KONTAN.CO.ID - JAKARTA. Realisasi ekspor mineral mentah yang diterbitkan oleh Kementerian Energi dan Sumber daya Mineral (ESDM) baik nikel ore maupun bauksit masih sangat rendah.

Misalnya saja nikel, dari rekomendasi yang diberikan oleh 14 perusahaan yang jumlahnya mencapai 22,9 juta ton, sampai 30 November 2017 ini baru tercapai 3 juta ton. Sedangkan bauksit juga demikian, dari enam perusahaan yang mendapat rekomendasi dengan jumlah 14,9 juta ton, baru mencapai 696.616 ton.

Direktur Jenderal Mineral dan Batubara (Dirjen Minerba) Kementerian ESDM, Bambang Gatot Ariyono mengatakan bahwa melaksanakan kewajiban ekspor memang tidak mudah, ada kewajiban yang harus dipenuhi. “Jika sampai batas waktu, setahun (saat pemberian ekspor), kegiatan ekspor mereka belum mencapai target, maka kuota tersebut tidak bisa di-carry forward. Salah mereka kenapa tidak bisa memanfaatkan,” terangnya di Kantor Kementerian ESDM, Rabu (27/12).


Selain itu, pemerintah meyakini rekomendasi kuota ekspor akan terus bertambah, seiring dengan adanya perusahaan lain yang akan meminta rekomendasi ekspor. Namun Bambang mengklaim, bahwa rekomendasi ekspor bukan ajang pemerintah membuka ekspor secara besar-besaran. “Lebih tepatnya ini kan insentif untuk membangun smelter, bukan tujuannya membuka secara bebas,” terangnya.

Terkait dengan rekomendasi ini, berkaitan erat dengan pembangunan fasilitas pengolahan dan pemurnian mineral (smelter). Mengacu data dari Kementerian ESDM, masih ada beberapa perusahaan yang pembangunannya masih kecil.

Seperti contoh, PT Ceria Nugraha Indotama yang progres pembangunan smelternya masih 0,03%. Yang rekomedasi ekspornya disetujui sekitar 2,3 juta ton dan baru terealisasi 222.634 ton. Selain itu PT Fajar Bakti Lintas Nusantara yang kemajuan smelternya masih 0% dengan rekomendasi ekspor 4 juta ton dan realisainya masih 0%.

“Jika dalam enam bulan sesuai dari verifikator independent, progres smelternya belum mencapai 90% dari rencana kerja. Maka kami akan cabut rekomendasi ekspornya,” tandasnya.

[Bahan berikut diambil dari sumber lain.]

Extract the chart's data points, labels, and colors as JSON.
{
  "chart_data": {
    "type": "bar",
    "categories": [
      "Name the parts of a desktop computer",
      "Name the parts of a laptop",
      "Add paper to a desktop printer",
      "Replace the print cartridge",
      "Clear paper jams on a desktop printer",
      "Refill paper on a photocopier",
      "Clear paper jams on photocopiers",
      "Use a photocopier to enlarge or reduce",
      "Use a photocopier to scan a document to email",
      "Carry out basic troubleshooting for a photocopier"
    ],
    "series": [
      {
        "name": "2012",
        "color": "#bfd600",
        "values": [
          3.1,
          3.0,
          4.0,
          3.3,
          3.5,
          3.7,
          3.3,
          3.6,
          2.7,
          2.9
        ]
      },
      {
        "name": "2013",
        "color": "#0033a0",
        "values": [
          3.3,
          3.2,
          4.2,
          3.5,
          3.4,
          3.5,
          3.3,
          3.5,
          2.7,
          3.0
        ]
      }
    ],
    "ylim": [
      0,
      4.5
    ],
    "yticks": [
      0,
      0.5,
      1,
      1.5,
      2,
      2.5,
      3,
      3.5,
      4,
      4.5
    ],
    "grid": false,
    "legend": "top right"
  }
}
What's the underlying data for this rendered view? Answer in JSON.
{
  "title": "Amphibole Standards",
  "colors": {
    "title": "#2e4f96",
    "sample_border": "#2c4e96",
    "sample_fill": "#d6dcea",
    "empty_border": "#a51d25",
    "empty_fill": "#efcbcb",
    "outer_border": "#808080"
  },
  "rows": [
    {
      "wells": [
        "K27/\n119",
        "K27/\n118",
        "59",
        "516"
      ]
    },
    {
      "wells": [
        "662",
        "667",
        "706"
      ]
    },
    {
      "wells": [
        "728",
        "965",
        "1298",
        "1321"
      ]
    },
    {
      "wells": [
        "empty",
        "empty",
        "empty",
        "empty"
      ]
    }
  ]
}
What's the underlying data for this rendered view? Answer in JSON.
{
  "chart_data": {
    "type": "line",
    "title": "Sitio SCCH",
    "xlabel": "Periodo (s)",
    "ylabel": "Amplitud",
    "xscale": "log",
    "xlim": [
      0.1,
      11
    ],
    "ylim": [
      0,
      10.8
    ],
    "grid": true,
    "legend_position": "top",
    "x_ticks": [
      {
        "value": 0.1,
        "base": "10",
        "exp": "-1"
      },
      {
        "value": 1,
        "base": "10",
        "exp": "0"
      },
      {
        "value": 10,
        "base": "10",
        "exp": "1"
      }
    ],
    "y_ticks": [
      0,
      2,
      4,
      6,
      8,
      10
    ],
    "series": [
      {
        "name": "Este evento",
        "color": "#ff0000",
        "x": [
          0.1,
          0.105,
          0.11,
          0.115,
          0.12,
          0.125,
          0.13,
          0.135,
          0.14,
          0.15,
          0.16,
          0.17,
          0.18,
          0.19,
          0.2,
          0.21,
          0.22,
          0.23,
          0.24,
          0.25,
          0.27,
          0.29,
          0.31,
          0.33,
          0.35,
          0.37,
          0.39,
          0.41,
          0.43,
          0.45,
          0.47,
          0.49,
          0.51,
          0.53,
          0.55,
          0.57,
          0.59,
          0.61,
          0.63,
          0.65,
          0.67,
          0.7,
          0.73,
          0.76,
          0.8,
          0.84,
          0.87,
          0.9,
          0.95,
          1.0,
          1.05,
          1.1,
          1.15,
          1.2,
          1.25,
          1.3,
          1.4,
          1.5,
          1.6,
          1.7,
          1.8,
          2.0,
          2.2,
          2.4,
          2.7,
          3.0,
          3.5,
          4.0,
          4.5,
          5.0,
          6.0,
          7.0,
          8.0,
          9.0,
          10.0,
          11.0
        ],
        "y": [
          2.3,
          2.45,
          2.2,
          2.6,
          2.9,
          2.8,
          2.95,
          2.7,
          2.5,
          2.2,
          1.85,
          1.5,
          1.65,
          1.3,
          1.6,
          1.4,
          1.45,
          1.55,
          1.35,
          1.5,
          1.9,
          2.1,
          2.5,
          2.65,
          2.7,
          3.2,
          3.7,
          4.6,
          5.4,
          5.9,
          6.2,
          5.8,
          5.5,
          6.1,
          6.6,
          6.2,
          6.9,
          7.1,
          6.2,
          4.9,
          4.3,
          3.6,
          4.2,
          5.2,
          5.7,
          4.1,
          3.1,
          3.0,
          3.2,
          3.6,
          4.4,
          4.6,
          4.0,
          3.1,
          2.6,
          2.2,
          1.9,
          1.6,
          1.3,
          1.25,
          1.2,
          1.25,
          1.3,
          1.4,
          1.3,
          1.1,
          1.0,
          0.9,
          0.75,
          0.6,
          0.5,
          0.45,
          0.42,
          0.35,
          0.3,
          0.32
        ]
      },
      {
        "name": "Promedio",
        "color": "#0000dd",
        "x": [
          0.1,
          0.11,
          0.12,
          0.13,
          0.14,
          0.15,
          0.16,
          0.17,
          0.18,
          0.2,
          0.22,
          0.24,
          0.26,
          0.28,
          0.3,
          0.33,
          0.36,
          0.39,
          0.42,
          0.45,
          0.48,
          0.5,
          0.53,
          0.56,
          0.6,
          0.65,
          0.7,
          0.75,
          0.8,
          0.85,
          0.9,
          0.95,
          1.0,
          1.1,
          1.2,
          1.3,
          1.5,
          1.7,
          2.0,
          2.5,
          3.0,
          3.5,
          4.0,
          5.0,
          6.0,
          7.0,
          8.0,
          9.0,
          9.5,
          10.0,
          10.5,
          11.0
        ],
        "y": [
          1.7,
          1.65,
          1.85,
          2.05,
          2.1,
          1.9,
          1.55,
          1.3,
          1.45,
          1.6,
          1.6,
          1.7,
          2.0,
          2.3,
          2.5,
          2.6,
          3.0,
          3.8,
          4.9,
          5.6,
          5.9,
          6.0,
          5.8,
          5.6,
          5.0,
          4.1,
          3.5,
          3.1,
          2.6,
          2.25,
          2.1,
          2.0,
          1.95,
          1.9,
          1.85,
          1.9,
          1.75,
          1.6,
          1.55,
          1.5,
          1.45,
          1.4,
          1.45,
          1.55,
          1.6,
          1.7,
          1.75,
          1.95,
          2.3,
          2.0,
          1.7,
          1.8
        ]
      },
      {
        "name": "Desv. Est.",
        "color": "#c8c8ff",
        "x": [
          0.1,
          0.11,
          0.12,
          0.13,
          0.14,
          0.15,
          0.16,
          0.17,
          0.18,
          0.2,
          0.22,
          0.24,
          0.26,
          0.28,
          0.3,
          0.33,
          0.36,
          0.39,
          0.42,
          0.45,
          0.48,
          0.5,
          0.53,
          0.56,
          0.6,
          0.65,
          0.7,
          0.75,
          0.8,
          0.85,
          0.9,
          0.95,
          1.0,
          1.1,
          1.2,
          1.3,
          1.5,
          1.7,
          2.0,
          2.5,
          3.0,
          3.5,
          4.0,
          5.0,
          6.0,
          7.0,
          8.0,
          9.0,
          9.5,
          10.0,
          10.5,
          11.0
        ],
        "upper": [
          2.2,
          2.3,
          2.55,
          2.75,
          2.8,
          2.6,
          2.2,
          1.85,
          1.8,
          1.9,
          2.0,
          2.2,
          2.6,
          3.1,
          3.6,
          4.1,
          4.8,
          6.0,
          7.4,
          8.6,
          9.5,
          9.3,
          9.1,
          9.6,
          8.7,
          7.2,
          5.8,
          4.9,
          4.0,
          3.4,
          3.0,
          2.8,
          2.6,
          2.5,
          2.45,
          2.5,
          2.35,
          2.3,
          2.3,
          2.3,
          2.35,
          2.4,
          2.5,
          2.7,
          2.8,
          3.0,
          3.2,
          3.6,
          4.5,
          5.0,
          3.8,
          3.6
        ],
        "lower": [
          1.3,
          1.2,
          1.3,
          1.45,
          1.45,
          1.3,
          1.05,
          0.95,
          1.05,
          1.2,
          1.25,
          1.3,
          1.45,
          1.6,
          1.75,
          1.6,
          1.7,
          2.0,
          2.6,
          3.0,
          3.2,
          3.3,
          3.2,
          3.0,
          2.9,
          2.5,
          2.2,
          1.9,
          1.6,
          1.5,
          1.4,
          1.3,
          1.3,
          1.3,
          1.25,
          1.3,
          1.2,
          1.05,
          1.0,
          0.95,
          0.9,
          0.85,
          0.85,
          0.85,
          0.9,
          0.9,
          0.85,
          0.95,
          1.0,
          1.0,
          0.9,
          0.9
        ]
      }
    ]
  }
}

Selain akan mencabut, pemerintah juga sedang mengkaji untuk memberikan sanksi finansial bagi perusahaan yang dalam periode enam bulan penilaian belum mencapai target. Namun sayangnya Bambang belum bisa memastikan kapan aturan tersebut akan dikeluarkan.

Yang jelas, kata Bambang, sanksi finansial itu akan masuk kedalam revisi Peraturan Menteri (Permen) No. 35/2017 Tentang Tata Cara dan Persyaratan Pemberian Rekomendasi Pelaksanaan Penjualan Mineral Ke Luar Negeri Hasil Pengolahan dan Pemurnian.

Adapun kata Bambang, sanksi ini dibuat untuk perusahaan-perusahaan yang melakukan tindakan oportunis. Misalnya, perusahaan yang sudah diberikan rekomendasi ekspor dan diperiksa oleh verifikator independent, menyetop pembangunan smelternya lantaran keinginan ekspornya sudah dihabiskan. “Dengan sanksi finansial ini kan bisa kita tagih,” tandasnya.